Elizabeth Cullen plays Elise, a young artist suffering from debilitating blackouts. As her episodes become more frequent, they grow longer and more violent. Desperate for help, Elise’s psychiatrist offers her one more option before admitting her to the hospital. He believes her blackouts are the result of buried trauma from growing up in the Fundamentalist Latter-Day Saints – a fringe offshoot of the Mormon Church. He suggests exposure therapy. More specifically, that she travels to the church and seeks help from their healers. Yikes.
So Elise, her supportive husband or boyfriend Adam (John Kim), and her self-invited best friend Gwen (Mia Challis) load up and travel deep into the forest, well away from civilization to the off-the-grid fundamentalist compound. There they meet the homely Hyrum (Robin Goldsworthy) and his stern mother, Alma (Genevieve Mooy). Together they all engage in a warped, hallucinogenic drug-induced ritual at the site of her worst trauma. What could go wrong?

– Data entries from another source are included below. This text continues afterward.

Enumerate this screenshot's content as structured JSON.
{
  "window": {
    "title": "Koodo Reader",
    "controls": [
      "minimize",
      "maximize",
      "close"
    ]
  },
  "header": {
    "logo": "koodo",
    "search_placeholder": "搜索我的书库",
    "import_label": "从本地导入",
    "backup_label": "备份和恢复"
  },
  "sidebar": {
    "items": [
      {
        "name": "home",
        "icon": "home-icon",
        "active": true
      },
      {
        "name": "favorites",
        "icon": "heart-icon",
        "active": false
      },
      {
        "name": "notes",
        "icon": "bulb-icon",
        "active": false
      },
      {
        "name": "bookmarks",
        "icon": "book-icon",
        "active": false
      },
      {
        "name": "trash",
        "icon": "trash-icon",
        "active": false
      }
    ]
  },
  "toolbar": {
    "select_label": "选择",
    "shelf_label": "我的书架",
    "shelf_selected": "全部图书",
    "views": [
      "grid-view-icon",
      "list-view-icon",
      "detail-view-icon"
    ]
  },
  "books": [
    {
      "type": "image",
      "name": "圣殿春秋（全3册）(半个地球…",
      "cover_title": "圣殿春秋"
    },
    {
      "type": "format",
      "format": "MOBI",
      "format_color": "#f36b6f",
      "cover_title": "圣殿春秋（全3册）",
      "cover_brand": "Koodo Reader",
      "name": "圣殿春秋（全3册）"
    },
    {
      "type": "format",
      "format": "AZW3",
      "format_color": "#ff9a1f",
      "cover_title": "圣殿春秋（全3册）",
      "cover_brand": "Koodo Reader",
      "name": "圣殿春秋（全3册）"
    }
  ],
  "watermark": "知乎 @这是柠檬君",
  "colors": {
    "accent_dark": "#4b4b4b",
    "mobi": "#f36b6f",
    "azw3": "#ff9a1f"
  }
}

As the baffling character choices mount up, the story branches out in a couple of directions. One involves a series of clunky flashbacks as Elise begins recalling her relationship with a fellow church member, Clara (Luca Sardelis). The other introduces the vengeful spirit of a cursed witch (Seraphine Harley) that is inadvertently released during the healing ritual. Neither leave much of an impression. The Clara bit is an angle we’ve seen countless times before. And the witch isn’t established enough to be as threatening as she needs to be.
In terms of horror, “Diabolic” puts most of its effort into creating a creepy atmosphere. And that’s possibly the movie’s biggest strength. It also does some pretty cool things in the practical effects department. But outside of one lone gloriously gruesome slaying, none of the few kills we get stand out at all. That, along with a story that often seems at odds with itself, leaves us with a movie that has the right setting and develops the right tone, but that lacks the narrative freshness or genre punch to stand out from the crowd.